A new report published by the European Heart Network entitled'Diet, Physical Activity and Cardiovascular Disease Prevention in Europe gives a strong indication that the current dietary consumption and very low levels of physical activity cannot continue, as this is causing an increase in coronary heart disease and stroke across Europe.
On average Irish adults consume 37 per cent of their calories from fat. The goal is to decrease this to 25 per cent in the long term. Irish people are also consuming too much salt. The maximum recommended daily intake is 6g, while Irish people are consuming on average 9.3g of salt per day. Fruit and vegetables consumption is also shockingly low at an average of only 192g a day, while the recommended amount is 600g. Physical activity is also at a low with only one in three adults getting enough exercise. Adults need at least 30 minutes of moderate intensity activity five days a week.
Michael O'Shea, chief executive of the Irish Heart Foundation, believes that a tax on sugar-sweetened drinks should be introduced. The national charity believes so strongly in this that it has included it in its pre-budget submission. Mr O’Shea also thinks restricting advertising on foods high in fat, sugar, and salt between the hours of 6am and 9pm would help to stop Irish children eating too much junk foods.

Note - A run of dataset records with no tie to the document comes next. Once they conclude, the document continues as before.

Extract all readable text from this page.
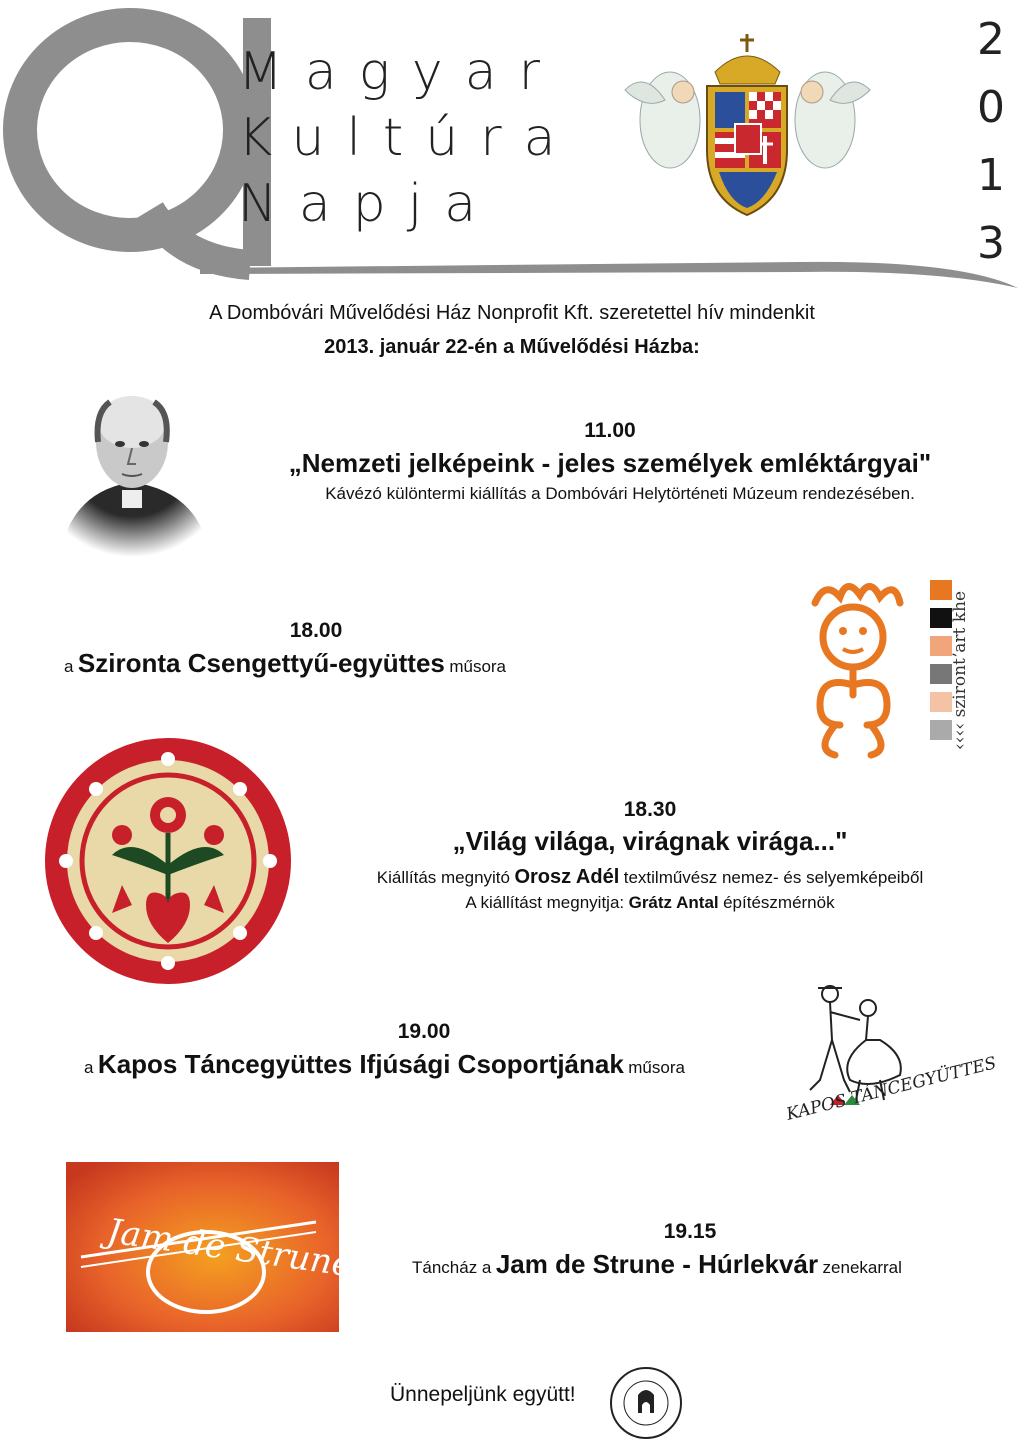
Magyar
Kultúra
Napja
2
0
1
3
A Dombóvári Művelődési Ház Nonprofit Kft. szeretettel hív mindenkit
2013. január 22-én a Művelődési Házba:
11.00
„Nemzeti jelképeink - jeles személyek emléktárgyai"
Kávézó különtermi kiállítás a Dombóvári Helytörténeti Múzeum rendezésében.
18.00
a Szironta Csengettyű-együttes műsora	‹‹‹‹ szirontʼart khe
18.30
„Világ világa, virágnak virága..."
Kiállítás megnyitó Orosz Adél textilművész nemez- és selyemképeiből
A kiállítást megnyitja: Grátz Antal építészmérnök
19.00
a Kapos Táncegyüttes Ifjúsági Csoportjának műsora	KAPOS TÁNCEGYÜTTES
Jam de Strune	19.15
Táncház a Jam de Strune - Húrlekvár zenekarral
Ünnepeljünk együtt!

More than half the European population is either overweight or obese. The scenario in Ireland is worse, with 61 per cent of adults either overweight or obese. It is obvious that Irish people need to change their attitudes to their diets, especially adults, because children will only follow their same habits. Do Irish people really care though? Is their health the least of their worries? Irish people need to realise that this is a very serious issue that is not being given the attention it needs.